Brasil conquista primeiro Oscar com “Ainda Estou Aqui” e Academia troca Nanda Torres pela jovem Mikey Madison
Foto: Walter Salles © Kevin Winter/Getty Images North America
Por Maria do Rosário Caetano
O Brasil conquistou, pela primeira vez em sua história, um Oscar para uma produção genuinamente brasileira. “Ainda Estou Aqui”, de Walter Salles, foi eleito o melhor filme internacional. O prêmio foi entregue pela atriz espanhola Penélope Cruz a um Walter Salles emocionado, que usou óculos, sinalizando que leria um discurso, mas acabou falando de improviso.
“Obrigado, em nome do cinema brasileiro!”, começou o cineasta. “Estou tão honrado em receber este prêmio em meio a um grupo extraordinário de cineastas. Este prêmio vai para uma mulher que, após perda sofrida diante de um regime autoritário, decidiu não se curvar e resistir. O nome dela é Eunice Paiva”. E finalizou: “Dedico também às duas mulheres extraordinárias que deram vida a ela – Fernanda Torres e Fernanda Montenegro”.
Outro Oscar, aguardadíssimo pelos brasileiros, o de melhor atriz para Fernanda Torres, não se concretizou. Mais uma vez, a Academia optou por uma atriz jovem e norte-americana. Repetiu-se o que se passara 26 anos atrás, quando a também jovem Gwyneth Paltrow derrotou a experiente Fernanda Montenegro, a escrevinhadora de cartas de “Central do Brasil”. Fernandona fôra reconhecida com um Urso de Prata em Berlim, por seu notável desempenho. E o filme ganhara o Urso de Ouro, prêmio máximo do festival alemão.
Dessa vez, esperava-se que a Academia reparasse o mal passo de décadas atrás, reconhecendo Fernanda Torres, de 59 anos, notável como protagonista de “Ainda Estou Aqui”. Se assim agisse, estaria premiando, simbolicamente, Fernanda Montenegro, de 95 anos. Afinal, ela dá vida, em participação especial, a Eunice Paiva, vista em seus anos derradeiros e tomada pelo esquecimento trazido pelo mal de Alzheimer.

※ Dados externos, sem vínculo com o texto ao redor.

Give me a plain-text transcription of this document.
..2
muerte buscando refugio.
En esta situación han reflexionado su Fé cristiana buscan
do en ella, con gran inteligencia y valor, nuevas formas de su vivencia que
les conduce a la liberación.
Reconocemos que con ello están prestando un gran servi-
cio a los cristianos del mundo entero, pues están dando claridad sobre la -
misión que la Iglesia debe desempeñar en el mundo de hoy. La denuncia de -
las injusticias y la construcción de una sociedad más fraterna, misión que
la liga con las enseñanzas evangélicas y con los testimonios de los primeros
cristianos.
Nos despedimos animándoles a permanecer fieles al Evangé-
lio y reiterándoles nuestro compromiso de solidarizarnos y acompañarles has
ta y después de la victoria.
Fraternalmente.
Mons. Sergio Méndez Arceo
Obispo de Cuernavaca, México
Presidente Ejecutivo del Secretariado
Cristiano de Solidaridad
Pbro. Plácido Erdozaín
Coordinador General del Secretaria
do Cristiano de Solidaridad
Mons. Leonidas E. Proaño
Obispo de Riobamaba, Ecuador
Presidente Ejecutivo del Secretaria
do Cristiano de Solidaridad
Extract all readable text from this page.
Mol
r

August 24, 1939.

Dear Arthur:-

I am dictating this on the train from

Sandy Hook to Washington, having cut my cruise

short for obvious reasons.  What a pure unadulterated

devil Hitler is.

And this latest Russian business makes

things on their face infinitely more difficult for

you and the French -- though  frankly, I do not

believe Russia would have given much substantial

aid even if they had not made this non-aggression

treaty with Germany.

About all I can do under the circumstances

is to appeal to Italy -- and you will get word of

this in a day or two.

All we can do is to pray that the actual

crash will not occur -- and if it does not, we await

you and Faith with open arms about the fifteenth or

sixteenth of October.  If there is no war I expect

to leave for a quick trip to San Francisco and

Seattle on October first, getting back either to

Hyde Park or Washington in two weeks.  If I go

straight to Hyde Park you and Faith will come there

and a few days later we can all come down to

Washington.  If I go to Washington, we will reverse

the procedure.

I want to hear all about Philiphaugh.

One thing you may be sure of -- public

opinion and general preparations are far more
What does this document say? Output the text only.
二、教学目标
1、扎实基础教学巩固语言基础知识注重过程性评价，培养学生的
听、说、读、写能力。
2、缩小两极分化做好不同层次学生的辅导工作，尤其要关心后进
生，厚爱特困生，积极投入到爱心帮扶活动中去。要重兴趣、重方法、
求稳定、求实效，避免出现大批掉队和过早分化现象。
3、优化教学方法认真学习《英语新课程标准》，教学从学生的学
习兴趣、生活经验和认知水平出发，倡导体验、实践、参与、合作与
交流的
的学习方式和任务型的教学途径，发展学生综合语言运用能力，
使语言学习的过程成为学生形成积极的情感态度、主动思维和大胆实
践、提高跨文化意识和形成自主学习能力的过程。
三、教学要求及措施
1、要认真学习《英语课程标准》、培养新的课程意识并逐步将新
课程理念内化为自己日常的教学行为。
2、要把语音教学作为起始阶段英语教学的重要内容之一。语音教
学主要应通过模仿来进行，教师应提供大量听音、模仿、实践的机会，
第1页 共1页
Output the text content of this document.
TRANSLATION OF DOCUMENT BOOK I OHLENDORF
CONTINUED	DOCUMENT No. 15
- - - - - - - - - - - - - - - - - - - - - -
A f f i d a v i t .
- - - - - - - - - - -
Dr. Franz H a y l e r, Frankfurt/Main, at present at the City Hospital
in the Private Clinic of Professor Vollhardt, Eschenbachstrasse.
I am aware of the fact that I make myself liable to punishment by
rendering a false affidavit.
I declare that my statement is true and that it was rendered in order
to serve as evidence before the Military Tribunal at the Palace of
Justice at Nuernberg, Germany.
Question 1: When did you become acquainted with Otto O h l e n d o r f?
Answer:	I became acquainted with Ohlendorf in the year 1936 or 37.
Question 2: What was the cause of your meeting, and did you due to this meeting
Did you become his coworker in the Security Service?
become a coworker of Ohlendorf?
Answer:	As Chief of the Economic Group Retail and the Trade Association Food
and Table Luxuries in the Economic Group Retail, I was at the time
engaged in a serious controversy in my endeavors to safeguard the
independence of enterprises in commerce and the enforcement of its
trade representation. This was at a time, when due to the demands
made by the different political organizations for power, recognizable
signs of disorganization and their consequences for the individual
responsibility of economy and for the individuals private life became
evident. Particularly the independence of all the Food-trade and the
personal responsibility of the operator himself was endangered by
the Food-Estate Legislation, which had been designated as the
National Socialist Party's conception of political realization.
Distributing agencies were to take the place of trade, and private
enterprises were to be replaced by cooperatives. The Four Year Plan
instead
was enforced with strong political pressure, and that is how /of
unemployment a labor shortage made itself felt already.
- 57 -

Não há nenhum ufanismo em defender o trabalho de Nanda Torres como digno do Oscar. Ela, realmente, constrói sua protagonista com paixão e contenção, entrega e sutileza. Qualidades que lhe renderam o Globo de Ouro. Mas a maioria dos votos foi destinada à jovem Mikey Madison, protagonista de “Anora”, comédia sobre trabalhadora do sexo que se envolve com o filho de um oligarca russo. O longa, uma produção independente norte-americana, ganhou cinco estatuetas – melhor filme, diretor, atriz, roteiro original e montagem.
Aliás, os filmes mais premiados da noite – “Anora”, de Sean Baker, e “O Brutalista”, de Brady Corbet —, assim como o do brasileiro Walter Salles —, são produções independentes, de orçamentos modestos, se comparados com os de “Duna – Parte 2” e “Wicked” (ambos na casa dos US$150 milhões). “O Brutalista” custou US$10 milhões, “Ainda Estou Aqui”, US$8 milhões (sem investimentos públicos) e “Anora”, US$6 milhões”.
Quem assegurou que “a campanha” de “Ainda Estou Aqui” teria custado uma fortuna à Sony Pictures, sua distribuidora internacional, encontrou em Walter Salles voz contrária e convicta. Ele fez questão de rejeitar, com sua costumeira e educada veemência, o termo “campanha”.
No tapete vermelho do Dolby Theather, em entrevista ao canal Max-TNT, ao lado de Fernanda Torres, o brasileiro deixou claro que “não houve campanha!”, pois tal procedimento significaria colocar outdoors do filme nas principais avenidas de Los Angeles e caros anúncios em veículos de comunicação, prática de muitos dos concorrentes.
“O que fizemos” — assegurou — foi apresentar e debater o filme em dezenas e dezenas de lugares”. Em entrevista ao canal digital de Bob Fernandes, dada ao jornalista Sérgio Augusto, Walter reforçou o caráter independente de “Ainda Estou Aqui” e de boa parte dos candidatos ao Oscar deste ano. Lembrou, enfático, que ele e Fernanda Torres foram a mais de 40 festivais para que “Ainda Estou Aqui” chegasse ao conhecimento de possíveis votantes. Com seu humor costumeiro, a atriz ponderou que, terminada a maratona de seis meses, iniciada em Veneza, regressaria ao Brasil com um único desejo — “dormir”.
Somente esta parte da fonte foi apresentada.